PLATO: Indeed. Now, my teacher, I have another thought to present to you. I have made it my mission to establish here at the Academy some sort of system, some core curriculum that will both teach, and teach the illusion that it is, if you follow. I will develop a set of required courses that, in their breadth, will appear to bring all disciplines of human knowledge together for the student, but will, in fact, be mere cheap reflections of actual extensive knowledge. Since this deceptive and confusing structure is my core thought, I shall call it, “The Core Program.”

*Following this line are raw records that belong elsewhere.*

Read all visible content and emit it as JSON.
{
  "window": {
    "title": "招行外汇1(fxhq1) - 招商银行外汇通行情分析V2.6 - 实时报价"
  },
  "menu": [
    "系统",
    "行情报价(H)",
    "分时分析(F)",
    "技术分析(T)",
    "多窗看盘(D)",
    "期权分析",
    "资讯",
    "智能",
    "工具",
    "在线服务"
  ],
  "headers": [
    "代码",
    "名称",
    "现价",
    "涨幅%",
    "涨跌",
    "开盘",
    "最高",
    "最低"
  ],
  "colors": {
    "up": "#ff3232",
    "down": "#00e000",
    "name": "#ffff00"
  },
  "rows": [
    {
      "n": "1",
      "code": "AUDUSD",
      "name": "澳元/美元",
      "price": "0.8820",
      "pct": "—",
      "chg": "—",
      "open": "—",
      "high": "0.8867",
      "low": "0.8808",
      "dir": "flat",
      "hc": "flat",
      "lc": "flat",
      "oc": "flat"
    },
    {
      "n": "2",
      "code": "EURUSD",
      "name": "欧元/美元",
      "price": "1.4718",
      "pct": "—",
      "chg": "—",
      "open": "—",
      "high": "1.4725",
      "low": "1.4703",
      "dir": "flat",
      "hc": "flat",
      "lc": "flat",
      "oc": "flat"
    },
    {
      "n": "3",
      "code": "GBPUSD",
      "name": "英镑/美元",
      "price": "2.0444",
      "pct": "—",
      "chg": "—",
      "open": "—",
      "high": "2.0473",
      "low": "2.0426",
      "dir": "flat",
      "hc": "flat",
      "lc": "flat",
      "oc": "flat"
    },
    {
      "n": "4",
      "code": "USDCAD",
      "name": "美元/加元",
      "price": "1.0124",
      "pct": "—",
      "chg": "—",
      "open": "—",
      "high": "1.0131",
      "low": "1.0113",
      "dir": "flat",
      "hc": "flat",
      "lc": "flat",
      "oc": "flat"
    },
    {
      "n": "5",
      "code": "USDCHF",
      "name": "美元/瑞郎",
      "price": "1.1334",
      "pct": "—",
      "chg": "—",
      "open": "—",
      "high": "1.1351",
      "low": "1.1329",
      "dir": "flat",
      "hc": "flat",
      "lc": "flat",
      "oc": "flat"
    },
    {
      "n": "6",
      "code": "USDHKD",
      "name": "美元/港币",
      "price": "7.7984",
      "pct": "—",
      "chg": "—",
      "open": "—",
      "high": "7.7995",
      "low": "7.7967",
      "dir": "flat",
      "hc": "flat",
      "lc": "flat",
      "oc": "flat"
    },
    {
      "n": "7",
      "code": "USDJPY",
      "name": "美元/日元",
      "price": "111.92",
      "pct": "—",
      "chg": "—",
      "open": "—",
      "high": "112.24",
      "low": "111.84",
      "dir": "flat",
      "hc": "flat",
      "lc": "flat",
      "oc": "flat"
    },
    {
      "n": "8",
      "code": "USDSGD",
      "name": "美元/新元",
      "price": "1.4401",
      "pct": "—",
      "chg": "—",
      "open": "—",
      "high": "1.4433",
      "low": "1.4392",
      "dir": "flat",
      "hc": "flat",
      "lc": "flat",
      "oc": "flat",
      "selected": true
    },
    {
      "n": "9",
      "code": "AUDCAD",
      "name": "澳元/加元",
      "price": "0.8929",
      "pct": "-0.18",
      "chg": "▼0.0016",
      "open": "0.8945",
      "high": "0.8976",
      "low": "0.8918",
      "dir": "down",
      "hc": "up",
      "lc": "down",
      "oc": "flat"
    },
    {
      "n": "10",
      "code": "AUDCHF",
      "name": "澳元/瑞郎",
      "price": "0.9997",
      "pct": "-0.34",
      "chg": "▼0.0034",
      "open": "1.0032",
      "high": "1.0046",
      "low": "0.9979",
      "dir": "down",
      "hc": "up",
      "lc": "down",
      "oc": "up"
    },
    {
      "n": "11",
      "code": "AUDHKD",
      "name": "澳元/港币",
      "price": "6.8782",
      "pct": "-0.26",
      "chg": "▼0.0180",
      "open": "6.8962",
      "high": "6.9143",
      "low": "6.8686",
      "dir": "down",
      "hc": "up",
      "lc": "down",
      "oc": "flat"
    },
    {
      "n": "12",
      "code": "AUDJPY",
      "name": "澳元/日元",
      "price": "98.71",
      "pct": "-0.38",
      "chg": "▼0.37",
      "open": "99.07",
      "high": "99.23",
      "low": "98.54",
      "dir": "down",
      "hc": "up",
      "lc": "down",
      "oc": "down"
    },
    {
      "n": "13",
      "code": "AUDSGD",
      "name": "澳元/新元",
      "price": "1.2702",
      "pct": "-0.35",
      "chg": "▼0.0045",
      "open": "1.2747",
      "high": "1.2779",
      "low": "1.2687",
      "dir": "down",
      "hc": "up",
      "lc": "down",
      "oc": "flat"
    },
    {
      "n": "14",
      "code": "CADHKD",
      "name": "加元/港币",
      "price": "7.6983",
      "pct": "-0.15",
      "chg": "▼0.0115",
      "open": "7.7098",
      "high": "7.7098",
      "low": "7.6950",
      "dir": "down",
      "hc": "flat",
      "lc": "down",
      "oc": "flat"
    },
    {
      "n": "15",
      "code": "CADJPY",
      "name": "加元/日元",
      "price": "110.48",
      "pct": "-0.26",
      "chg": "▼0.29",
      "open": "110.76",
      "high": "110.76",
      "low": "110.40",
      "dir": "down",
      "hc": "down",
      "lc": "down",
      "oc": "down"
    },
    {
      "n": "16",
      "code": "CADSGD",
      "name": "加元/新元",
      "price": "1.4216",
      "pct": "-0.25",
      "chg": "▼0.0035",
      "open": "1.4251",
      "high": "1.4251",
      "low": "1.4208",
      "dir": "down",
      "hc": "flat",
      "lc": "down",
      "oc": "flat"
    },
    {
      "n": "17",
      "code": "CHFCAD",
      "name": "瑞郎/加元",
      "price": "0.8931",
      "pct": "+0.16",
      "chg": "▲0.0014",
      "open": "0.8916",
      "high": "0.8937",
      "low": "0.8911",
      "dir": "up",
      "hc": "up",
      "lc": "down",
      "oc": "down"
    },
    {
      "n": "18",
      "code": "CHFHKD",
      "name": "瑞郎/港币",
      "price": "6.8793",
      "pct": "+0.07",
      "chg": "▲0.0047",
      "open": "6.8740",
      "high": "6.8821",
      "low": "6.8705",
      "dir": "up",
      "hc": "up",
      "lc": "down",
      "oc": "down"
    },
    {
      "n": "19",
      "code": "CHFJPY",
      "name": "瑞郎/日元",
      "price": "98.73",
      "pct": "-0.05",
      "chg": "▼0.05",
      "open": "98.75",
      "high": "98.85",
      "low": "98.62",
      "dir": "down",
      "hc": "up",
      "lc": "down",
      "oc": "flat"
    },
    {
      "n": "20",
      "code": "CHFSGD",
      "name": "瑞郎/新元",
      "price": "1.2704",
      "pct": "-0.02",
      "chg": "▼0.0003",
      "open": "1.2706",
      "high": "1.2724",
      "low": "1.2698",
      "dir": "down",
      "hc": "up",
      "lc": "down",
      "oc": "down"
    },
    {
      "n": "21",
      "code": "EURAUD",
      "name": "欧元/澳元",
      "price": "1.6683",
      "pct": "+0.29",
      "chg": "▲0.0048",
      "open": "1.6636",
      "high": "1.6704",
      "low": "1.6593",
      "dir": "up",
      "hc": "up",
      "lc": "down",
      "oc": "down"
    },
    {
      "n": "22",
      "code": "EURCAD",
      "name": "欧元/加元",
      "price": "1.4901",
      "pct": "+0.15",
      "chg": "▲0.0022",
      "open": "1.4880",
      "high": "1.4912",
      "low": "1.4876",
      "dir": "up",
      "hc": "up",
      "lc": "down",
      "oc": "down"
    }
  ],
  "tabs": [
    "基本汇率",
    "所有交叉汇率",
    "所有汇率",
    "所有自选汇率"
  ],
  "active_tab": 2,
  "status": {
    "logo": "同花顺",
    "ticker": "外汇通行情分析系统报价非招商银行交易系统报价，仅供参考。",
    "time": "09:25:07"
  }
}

SOCRATES: Why, Plato! You’ve called it exactly what it is! What brilliance, I —

At this moment, a student of Plato’s frantically runs in, moments from an emotional breakdown.

APOLLODORUS: Plato! Teacher! Please, please, I require your assistance! I’ve made every attempt to master myself, to master my own mind and wield true knowledge in comprehending and filling out your class registration forms correctly. But, alas, I’ve somehow gone awry! All I wanted to do was take philosophy courses — you’d think that’s all this whole “Academy” thing does — but somehow I’ve ended up in Advanced Lute-Playing Techniques (LUTE 301) with Zeus!

PLATO: Look at that, Socrates. Are you not impressed by me? My system has put your thought into praxis perfectly — the registration process has obliterated the student’s sanity and general faith in the visible world. I built a place where bureaucrats may continue this process by never writing anything down and losing all records called a “Registrar’s Office.”